Fortunately for David, he knew the nature of God. Because of his relationship up until this tragic episode, he knew that God is “the compassionate and gracious God, slow to anger, abounding in love and faithfulness, maintaining love to thousands, and forgiving wickedness, rebellion and sin” (Exodus 34: 6-7). He repeated this himself in Psalm 86, “But you O Lord, are a compassionate and gracious God, slow to anger, abounding in love and faithfulness” (verse15; see also Psalm 103: 8 and Psalm 145: 8). It was to this aspect of God’s nature that David was willing to appeal, in the poignant words of Psalm 51, in what is evidently honest and total repentance.
We have even stronger grounds than David had for trusting in the gracious and compassionate nature of God for, in chronological time, we stand on the other side of the life, death and resurrection of Jesus Christ. What David may have seen in visions indistinctly and understood only in part, we know with certainty. We have the accounts of eyewitnesses passed to us across the centuries through words inspired by the Holy Spirit and recorded in the Gospels and other books of the New Testament.

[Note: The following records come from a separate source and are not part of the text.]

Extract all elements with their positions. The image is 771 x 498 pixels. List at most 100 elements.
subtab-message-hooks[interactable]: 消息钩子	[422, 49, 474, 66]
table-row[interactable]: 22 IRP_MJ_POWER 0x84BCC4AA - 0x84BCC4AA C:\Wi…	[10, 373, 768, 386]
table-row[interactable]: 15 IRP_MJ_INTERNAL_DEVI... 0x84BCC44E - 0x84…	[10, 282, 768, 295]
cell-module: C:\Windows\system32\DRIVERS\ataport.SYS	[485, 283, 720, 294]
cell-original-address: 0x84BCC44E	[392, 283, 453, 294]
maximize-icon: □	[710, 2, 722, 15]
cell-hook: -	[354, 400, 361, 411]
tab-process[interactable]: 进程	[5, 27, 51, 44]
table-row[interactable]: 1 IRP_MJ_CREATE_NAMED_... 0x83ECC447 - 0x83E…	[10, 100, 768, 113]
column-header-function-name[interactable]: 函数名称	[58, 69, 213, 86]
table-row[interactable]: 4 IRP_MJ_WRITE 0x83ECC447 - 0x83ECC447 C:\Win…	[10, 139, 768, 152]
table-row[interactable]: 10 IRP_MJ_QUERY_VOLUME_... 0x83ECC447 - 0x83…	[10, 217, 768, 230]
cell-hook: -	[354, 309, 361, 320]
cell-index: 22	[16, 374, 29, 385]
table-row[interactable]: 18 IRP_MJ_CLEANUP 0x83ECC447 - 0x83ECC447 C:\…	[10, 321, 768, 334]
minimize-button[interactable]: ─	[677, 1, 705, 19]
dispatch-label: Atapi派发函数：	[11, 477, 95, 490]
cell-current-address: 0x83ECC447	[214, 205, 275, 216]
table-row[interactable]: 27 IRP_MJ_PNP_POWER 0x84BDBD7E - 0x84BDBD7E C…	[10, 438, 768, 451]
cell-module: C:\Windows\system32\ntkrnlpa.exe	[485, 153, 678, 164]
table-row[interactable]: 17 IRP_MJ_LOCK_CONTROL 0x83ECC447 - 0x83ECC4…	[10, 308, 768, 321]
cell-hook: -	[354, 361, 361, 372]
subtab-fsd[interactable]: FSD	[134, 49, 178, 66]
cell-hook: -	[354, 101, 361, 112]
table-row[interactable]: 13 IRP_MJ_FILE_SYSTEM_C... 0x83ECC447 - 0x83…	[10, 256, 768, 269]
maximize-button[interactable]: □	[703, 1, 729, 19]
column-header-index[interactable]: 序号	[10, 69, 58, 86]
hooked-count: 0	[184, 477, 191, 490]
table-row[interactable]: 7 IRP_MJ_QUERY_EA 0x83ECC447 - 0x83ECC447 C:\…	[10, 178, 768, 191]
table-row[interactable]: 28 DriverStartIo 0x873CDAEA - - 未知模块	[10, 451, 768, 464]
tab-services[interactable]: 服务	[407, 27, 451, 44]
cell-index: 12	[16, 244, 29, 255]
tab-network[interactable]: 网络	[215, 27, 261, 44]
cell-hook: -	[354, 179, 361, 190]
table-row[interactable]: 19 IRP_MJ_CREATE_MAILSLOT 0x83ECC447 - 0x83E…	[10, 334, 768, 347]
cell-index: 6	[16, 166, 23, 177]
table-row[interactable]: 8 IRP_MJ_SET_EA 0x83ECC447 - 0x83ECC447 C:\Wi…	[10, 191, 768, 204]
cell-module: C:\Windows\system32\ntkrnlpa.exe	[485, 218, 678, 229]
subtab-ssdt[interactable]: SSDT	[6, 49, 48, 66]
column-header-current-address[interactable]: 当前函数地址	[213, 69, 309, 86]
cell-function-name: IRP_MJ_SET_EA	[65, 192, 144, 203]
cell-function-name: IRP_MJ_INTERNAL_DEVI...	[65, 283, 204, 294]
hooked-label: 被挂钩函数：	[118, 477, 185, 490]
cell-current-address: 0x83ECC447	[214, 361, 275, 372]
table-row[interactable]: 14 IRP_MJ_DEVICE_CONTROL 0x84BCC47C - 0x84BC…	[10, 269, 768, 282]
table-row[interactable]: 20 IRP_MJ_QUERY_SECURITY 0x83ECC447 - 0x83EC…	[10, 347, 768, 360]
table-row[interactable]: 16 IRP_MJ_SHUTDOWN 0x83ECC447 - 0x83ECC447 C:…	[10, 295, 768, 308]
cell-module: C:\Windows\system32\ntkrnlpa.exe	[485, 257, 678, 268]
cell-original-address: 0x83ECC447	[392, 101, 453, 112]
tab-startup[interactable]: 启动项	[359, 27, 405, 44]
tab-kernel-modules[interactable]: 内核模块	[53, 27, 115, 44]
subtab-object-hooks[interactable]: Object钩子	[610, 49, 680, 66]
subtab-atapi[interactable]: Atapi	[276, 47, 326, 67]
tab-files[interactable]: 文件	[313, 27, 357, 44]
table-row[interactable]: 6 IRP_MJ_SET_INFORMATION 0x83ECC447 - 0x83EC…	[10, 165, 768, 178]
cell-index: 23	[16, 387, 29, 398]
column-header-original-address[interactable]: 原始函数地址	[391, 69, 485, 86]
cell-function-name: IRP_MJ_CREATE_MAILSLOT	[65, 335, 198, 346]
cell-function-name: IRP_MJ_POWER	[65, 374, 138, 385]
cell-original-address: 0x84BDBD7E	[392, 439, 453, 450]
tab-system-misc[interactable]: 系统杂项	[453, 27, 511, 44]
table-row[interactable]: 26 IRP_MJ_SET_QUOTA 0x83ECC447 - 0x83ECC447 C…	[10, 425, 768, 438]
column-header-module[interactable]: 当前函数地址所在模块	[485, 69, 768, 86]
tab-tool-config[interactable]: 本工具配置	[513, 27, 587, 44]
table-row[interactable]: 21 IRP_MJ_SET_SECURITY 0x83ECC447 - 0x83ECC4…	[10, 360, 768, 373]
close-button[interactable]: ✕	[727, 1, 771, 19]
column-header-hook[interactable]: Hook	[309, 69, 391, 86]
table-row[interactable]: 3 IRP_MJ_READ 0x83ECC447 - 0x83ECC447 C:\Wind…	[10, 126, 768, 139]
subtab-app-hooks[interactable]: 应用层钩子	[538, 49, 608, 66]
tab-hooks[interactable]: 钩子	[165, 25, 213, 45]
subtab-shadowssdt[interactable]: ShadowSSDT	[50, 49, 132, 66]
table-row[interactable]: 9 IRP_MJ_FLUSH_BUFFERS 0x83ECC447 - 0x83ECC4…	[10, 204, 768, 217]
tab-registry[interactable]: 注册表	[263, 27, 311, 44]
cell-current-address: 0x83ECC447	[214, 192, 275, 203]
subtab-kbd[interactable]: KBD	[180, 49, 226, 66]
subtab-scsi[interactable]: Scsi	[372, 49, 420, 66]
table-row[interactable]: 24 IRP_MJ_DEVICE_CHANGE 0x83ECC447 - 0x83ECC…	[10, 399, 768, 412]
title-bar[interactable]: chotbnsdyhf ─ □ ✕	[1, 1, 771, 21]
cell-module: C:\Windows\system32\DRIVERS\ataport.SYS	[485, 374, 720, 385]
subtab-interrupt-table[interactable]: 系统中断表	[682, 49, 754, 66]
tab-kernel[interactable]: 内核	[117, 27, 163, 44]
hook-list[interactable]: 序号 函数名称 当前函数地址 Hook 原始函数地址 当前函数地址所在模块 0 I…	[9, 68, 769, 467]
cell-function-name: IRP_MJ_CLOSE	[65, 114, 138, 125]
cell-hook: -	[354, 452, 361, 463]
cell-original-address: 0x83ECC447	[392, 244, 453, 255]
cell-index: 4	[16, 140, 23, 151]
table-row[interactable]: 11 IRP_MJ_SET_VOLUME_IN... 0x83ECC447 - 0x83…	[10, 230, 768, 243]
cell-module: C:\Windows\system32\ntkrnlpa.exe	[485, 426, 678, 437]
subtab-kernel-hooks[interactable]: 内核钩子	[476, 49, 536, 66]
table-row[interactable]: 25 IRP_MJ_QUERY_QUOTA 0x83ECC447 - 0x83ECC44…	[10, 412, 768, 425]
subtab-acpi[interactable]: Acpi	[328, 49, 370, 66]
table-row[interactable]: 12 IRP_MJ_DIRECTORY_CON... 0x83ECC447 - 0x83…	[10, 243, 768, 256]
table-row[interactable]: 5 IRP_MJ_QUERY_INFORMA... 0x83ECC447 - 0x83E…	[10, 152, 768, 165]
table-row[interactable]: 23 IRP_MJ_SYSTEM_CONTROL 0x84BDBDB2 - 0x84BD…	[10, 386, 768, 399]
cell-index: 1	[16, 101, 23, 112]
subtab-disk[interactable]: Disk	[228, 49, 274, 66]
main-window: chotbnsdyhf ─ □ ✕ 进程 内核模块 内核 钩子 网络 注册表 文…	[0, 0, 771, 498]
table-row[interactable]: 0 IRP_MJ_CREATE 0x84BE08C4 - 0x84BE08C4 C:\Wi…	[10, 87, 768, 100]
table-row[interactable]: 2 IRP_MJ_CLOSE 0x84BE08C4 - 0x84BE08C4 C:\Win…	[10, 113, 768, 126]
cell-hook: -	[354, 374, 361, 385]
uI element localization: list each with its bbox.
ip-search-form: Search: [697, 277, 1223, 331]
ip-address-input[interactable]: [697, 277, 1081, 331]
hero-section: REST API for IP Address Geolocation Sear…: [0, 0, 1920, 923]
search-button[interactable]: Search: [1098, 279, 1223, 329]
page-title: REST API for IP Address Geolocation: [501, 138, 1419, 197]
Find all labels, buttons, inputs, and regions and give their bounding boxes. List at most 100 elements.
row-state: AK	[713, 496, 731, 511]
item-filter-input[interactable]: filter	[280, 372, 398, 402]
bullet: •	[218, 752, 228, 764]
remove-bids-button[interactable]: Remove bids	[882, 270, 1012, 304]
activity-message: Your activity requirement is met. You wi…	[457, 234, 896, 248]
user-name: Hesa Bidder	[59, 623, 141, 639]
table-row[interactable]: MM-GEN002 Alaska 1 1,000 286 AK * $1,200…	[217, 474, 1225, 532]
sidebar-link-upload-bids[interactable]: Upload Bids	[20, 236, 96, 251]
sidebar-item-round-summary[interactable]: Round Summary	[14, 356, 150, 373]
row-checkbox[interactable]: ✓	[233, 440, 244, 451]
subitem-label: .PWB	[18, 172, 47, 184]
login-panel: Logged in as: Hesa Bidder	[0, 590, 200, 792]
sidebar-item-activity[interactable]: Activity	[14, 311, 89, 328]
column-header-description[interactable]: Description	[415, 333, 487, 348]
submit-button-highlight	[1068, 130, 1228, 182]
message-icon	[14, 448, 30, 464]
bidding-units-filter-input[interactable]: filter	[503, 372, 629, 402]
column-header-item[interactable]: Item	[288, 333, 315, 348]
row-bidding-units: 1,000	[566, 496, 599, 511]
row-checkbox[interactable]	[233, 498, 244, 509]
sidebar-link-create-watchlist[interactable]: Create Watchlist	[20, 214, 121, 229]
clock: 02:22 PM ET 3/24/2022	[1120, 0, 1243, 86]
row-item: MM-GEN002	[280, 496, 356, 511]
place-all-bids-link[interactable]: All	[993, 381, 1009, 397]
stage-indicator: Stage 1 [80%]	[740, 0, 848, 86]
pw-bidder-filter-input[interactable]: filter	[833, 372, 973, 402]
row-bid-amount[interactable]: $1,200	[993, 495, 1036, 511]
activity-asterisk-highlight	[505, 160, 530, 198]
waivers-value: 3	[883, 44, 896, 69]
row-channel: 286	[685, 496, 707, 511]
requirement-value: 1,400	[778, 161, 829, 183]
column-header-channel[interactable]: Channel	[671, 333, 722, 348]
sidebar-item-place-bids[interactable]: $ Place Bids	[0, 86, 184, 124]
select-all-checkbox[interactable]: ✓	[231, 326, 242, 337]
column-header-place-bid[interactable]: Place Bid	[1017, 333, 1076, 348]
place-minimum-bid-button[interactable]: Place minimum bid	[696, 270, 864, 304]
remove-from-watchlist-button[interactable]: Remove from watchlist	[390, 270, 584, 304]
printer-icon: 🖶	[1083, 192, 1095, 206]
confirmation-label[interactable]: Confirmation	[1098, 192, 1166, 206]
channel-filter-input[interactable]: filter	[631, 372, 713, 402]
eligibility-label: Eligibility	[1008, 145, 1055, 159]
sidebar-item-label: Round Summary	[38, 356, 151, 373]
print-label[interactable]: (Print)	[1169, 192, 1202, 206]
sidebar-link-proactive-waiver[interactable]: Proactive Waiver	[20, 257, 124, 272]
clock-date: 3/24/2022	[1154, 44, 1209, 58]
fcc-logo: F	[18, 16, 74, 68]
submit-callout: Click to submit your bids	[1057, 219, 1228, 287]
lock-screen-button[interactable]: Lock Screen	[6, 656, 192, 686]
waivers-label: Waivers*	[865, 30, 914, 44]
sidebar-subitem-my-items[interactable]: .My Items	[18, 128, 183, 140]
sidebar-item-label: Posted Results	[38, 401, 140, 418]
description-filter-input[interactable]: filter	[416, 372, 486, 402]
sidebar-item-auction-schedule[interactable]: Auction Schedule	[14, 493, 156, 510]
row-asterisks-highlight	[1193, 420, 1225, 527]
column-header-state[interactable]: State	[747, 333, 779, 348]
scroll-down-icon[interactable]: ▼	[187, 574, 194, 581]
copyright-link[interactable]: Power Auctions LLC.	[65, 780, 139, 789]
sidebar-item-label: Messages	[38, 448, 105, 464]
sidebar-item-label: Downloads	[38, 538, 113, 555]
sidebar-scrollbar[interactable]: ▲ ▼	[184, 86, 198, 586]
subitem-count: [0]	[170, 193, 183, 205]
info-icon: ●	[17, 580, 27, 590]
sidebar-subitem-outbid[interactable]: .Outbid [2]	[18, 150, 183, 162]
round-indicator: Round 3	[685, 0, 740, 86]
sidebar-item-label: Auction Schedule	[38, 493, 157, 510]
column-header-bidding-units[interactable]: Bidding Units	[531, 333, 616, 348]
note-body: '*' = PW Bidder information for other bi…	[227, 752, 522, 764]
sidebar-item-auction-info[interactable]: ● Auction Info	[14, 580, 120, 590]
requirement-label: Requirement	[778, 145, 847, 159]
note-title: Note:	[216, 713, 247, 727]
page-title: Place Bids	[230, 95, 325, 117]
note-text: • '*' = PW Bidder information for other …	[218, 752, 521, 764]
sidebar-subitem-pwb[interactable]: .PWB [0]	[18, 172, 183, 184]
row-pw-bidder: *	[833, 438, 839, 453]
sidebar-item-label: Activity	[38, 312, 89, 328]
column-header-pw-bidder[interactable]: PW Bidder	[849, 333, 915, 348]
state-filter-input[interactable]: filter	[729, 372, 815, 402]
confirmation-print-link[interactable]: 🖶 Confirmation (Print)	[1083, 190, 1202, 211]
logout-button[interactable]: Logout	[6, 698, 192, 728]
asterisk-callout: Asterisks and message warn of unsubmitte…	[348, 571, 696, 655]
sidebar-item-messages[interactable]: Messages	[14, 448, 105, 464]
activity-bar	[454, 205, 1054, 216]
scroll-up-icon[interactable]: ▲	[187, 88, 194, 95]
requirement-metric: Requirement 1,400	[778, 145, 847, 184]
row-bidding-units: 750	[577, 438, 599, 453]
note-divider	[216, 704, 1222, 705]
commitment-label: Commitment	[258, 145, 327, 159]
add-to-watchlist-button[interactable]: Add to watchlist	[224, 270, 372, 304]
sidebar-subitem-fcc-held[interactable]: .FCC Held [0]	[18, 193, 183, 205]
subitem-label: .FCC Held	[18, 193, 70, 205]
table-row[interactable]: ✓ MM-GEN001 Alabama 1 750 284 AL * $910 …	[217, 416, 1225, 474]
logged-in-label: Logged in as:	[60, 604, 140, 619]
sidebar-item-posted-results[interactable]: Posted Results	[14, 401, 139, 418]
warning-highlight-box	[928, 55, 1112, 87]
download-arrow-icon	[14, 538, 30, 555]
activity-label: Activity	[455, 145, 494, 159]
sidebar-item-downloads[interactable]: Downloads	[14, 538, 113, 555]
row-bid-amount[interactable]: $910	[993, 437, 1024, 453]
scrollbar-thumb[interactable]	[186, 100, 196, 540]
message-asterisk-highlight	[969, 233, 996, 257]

We know that Jesus came to earth as God in human form, lived, taught and died and then was raised from death to demonstrate that he has the authority to forgive our sinfulness – and not ours only “but also … the sins of the whole world” (1 John 2: 2)
The Apostle Paul has written that nothing can separate us from the love of God (Romans 8: 38-39). Though we step outside of his will, though we fail to live to the standards God has set for us through Jesus Christ, we can in sincere repentance return to him – our loving Father.
We do well to carry these first four verses from Psalm 51 with us as an ever-present model to guide our prayers of repentance, whether for major crimes or minor lapses, for “a broken and contrite heart, O God, you will not despise (Psalm 51: 17b).
* For David had done what was right in the eyes of the LORD and had not failed to keep any of the LORD’s commands all the days of his life – except in the case of Uriah the Hittite (1 Kings 15: 8).